IS~インフィニット・ストラトス~ ―I AM…ALL OF ME…―   作:ヱ子駈 ヒウ

17 / 41
第15話 「ヴェノム・サンシャイン」

 爆音と共に現れたそれは、流星群の様であった。

 鈴の瞳に瞬く、黄金の尾を引く閃光。

 閃光は黒い巨人へと飛来し、装甲を擦れ違いざまに削っていく。反撃のために向けられたレティクルを一瞬の急停止と共に、また別の方向へ急加速する変則起動で一定の方向へと定めさせない。

 空間という立体的なキャンパスに描かれては消えて行く、無数の黄金閃。

 それは祭のように絢爛豪華で、同時に胡蝶の夢のように儚い。まさに流星群と呼ぶに相応しい『破壊』だった。

 

「こっちですわ、鈴さん!」

 

 現状を忘れ、思わず見惚れていた鈴の手を、くすんだ蒼腕が掴む。

 

「なっ、アンタ達、どうやってここに」

「後で説明しますわ! 速く、姫燐さんが敵機を引き付けている間に!」

「姫燐……って、ウソッ!? あれ、まさか姫燐なの!?」

 

 彼女も専用機を持っていることは知っていた。

 だが、鈴は知らない。あれ程のスピードで、あのような変態機動をやってのけるISなど、知っていよう筈がなかった。そしてなによりも、アレを操っているのが、自分もよく知っているガチレズの変態だと言う事も。

 

「そうですわ! さぁ、急ぎますわよ!」

「っとと!」

 

 セシリアに手を引かれ、アリーナの端まで退避させられる鈴。

 そこには既に退避をすませていたのだろう土に汚れた白い機影、織斑一夏の姿もあった。

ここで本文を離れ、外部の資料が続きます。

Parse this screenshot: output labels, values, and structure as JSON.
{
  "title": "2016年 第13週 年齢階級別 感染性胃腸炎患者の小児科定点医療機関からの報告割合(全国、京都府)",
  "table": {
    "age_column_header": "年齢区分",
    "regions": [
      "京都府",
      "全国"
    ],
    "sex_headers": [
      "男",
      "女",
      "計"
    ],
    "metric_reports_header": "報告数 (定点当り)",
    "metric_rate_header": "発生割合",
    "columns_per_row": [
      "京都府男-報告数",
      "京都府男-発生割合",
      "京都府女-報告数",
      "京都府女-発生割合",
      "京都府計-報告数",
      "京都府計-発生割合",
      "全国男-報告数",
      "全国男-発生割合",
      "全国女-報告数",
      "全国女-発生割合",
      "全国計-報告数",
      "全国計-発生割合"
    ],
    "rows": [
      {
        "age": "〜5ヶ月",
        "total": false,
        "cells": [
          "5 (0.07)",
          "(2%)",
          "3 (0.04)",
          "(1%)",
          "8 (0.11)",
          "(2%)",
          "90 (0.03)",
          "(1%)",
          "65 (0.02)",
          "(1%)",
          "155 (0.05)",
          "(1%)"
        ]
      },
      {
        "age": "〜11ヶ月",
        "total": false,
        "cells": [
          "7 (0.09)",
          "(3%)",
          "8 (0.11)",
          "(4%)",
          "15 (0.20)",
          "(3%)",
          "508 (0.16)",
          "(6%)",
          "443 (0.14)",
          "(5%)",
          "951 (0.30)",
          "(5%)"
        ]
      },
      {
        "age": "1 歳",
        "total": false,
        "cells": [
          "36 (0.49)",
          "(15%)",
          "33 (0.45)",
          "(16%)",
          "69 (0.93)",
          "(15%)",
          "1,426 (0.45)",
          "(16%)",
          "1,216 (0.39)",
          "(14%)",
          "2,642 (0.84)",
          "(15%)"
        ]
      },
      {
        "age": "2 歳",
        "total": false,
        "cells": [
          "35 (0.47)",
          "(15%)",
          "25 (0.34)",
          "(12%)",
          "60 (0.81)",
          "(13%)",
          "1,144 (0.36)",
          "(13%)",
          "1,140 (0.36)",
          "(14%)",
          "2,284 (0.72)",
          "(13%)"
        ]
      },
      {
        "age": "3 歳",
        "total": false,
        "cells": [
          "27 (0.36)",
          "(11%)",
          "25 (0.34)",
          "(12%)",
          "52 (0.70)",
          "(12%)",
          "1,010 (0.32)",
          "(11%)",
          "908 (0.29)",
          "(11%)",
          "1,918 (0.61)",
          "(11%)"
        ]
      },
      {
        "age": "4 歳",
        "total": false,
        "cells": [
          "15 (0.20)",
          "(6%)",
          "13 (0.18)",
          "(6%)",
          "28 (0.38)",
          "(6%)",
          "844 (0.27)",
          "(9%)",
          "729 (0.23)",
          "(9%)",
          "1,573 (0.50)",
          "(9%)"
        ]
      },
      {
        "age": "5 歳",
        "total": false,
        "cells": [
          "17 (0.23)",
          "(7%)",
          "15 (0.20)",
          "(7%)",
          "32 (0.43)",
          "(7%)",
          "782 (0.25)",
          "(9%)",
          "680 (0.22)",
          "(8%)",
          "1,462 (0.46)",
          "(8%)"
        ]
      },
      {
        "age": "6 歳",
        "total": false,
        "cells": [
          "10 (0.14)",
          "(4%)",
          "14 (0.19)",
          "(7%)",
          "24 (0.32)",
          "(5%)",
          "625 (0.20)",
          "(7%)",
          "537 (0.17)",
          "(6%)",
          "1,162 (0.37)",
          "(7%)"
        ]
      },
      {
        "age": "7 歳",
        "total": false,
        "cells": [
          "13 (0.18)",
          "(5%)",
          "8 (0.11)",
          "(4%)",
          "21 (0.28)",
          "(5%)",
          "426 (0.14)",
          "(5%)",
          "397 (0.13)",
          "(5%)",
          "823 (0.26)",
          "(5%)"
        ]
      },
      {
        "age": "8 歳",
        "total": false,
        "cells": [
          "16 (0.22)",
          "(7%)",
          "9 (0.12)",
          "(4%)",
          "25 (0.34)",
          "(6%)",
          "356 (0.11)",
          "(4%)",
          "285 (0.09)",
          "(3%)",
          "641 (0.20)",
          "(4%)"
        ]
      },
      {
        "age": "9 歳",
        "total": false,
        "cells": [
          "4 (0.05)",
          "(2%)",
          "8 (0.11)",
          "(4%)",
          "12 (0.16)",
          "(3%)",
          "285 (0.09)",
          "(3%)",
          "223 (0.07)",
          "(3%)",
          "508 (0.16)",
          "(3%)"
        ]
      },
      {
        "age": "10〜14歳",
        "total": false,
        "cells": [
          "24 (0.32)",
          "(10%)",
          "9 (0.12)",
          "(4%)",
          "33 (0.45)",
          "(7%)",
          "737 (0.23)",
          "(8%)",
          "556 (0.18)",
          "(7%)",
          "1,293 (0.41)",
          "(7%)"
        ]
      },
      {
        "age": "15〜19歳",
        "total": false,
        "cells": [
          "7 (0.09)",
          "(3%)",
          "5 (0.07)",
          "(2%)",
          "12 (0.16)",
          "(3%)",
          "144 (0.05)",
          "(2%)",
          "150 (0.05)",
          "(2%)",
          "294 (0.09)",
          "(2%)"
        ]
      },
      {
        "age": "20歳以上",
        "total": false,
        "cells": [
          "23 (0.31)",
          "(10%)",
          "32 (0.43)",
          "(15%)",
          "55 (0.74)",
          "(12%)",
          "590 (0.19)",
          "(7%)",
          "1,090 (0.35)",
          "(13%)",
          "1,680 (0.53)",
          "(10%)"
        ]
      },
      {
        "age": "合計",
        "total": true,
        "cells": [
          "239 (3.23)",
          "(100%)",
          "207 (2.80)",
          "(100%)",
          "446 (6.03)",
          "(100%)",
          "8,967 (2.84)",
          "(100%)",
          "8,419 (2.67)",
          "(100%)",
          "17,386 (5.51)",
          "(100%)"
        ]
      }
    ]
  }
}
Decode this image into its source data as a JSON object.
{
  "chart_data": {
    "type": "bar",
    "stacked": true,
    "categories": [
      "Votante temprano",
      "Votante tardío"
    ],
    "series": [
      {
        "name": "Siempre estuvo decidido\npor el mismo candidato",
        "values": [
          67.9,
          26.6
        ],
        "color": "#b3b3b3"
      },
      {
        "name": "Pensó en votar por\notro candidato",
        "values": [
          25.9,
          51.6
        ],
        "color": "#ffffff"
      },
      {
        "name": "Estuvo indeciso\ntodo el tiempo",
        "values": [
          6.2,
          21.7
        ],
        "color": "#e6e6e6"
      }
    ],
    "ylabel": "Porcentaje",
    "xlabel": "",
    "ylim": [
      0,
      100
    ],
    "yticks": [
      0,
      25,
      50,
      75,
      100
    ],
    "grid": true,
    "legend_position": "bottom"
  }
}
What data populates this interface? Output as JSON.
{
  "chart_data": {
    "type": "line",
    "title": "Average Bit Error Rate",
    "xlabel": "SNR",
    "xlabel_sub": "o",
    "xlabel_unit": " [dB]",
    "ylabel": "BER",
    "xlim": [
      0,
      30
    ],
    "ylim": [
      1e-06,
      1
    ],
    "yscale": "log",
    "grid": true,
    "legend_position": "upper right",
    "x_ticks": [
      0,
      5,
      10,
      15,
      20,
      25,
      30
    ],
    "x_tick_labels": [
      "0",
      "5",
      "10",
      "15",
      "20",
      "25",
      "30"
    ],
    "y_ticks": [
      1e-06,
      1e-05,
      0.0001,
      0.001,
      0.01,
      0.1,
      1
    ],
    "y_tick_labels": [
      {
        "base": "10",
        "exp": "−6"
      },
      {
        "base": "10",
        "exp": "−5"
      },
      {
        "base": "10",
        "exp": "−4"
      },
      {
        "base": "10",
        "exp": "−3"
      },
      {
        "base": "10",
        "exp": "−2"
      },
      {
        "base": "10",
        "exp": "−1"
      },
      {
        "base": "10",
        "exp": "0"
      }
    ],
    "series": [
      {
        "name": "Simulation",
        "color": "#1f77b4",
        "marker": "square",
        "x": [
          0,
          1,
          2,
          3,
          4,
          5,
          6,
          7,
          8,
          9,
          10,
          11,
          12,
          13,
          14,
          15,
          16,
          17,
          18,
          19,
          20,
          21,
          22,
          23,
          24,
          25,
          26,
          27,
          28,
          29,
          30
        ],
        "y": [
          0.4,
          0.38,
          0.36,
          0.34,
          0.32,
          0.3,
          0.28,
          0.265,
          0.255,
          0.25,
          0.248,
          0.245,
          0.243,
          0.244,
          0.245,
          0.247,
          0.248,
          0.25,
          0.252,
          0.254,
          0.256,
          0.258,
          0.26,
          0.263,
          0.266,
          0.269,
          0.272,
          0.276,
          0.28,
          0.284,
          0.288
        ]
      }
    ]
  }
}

 セシリアが手を離すと同時に、鈴は呆けたように空を見上げる一夏の傍へと駆け寄る。

 

「一夏ッ! ねぇ一夏!? 大丈夫なの!?」

「あ、ああ、俺は何ともない。お前の方は?」

 

 一瞬反応が鈍かったため心配したが特に目立った外傷も見せず、何よりも淀みないハッキリとした声色が、確かな健全の証明であった。

 

「よかった……こっちも大丈夫よ。それで……」

「ああ……どうやってここに?」

 

 1つの疑念を孕んだ2つの視線が、ブルーティアーズに集中される。

 なぜ、彼女達がここに居るのか? ハッチは全て閉鎖されシャッターとバリアの二重層が塞ぎ、観客席も同様に護られている。これらを突き破るには、相応の重装備か、かなりの時間が必要の筈だ。

 いつもと変わらぬ装備、即ち大火器を持たないブルーティアーズでは、アレらをこの短時間で突破するのは不可能だろう。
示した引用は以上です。